Gianni Rodari. Tre giorni di festa per grandi e piccoli è l’appuntamento pensato per gli spazi verdi e monumentali delle Terme di Caracalla e della regina viarum, nel tratto dell’Appia Antica dove si innalza il mausoleo di Cecilia Metella, che si terrà da venerdì 25 a domenica 27 settembre 2020. 

Il programma di eventi, per la cura di Pino Boero, Vanessa Roghi e Gaia Stock, è organizzato da Electa ed Einaudi Ragazzi, e promosso dalla Soprintendenza Speciale di Roma, diretta da Daniela Porro, e dal Parco Archeologico dell’Appia Antica, diretto da Simone Quilici.

Una tre giorni dove si giocherà, si disegnerà, si inventerà, si ascolteranno cantastorie, si costruiranno burattini, si applaudiranno attori e marionette interpreti di buffe avventure, si dibatterà su fantastorie tra cielo e terra ed errori che fanno crescere. Consentito anche vagabondare con l’immaginazione tra gli spazi archeologici che non sono solo una cornice al denso programma, ma soprattutto luoghi densi di storia.

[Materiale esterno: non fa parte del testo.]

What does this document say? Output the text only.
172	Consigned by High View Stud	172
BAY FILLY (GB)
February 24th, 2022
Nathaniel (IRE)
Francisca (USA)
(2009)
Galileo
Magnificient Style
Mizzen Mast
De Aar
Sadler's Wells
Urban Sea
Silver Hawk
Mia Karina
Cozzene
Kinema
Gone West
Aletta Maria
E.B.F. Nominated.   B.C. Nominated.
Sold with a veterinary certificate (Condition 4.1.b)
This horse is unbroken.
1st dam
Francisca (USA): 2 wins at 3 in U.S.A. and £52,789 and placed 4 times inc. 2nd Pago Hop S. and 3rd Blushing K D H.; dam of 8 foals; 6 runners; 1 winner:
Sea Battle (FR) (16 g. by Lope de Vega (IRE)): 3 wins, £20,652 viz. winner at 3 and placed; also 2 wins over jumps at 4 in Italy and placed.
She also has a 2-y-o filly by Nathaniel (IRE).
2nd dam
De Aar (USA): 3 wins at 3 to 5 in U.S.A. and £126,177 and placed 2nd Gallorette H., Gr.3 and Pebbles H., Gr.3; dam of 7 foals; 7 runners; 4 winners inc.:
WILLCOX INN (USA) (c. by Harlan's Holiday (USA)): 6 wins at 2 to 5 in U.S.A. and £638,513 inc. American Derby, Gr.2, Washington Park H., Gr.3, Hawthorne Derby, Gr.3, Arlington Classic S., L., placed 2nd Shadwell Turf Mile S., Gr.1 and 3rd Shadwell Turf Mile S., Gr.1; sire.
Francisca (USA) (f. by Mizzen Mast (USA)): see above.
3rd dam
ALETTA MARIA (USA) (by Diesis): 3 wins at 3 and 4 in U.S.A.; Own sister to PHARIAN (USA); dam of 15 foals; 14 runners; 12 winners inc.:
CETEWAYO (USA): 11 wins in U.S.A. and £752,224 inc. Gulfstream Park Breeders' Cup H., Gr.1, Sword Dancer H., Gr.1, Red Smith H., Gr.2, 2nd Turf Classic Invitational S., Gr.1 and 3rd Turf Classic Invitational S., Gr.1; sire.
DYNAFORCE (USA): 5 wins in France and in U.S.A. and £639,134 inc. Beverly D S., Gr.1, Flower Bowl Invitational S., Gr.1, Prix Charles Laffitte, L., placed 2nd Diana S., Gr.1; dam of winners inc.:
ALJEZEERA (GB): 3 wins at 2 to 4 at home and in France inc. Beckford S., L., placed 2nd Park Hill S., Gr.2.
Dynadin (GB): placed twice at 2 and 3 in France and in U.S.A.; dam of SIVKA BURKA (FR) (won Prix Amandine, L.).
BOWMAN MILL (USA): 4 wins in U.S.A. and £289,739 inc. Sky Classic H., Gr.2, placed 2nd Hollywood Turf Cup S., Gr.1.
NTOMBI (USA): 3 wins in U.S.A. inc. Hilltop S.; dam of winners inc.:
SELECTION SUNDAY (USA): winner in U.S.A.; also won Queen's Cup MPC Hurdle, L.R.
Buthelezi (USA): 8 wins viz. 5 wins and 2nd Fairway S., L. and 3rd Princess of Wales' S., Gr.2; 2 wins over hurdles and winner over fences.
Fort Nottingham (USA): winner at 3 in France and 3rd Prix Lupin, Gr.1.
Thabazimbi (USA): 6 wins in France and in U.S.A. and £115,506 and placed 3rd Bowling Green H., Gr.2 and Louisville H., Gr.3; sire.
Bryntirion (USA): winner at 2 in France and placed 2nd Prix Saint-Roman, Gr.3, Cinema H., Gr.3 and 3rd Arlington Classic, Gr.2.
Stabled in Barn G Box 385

Dal 29 settembre l’opera di Gianni Rodari entra a far parte della prestigiosa collana I Meridiani di Mondadori. Per i tipi Electa è attesa per novembre la pubblicazione di Enciclopedia Rodari, catalogo fantastico dove oltre alla storia di uno degli scrittori più amati del Novecento italiano ci sono illustrazioni, fotografie, manifesti, bibliografie, grafiche e mappe che disegnano l’itinerario meraviglioso di un poeta, un intellettuale, un giornalista, un inventore di favole e filastrocche. In ottobre usciranno per Einaudi Ragazzi due importanti novità. Codice Rodari, un caleidoscopico viaggio nelle parole di Gianni Rodari, che prendono forma e colore grazie alle illustrazioni di Alessandro Sanna. Il romanzo grafico I sepolti vivi, illustrato da Silvia Rocchi e nato da un’idea dello storico Ciro Saltarelli, che ripropone ai lettori un toccante reportage con cui Gianni Rodari, negli anni ’50 giornalista militante, raccontò una storia di lotta sindacale.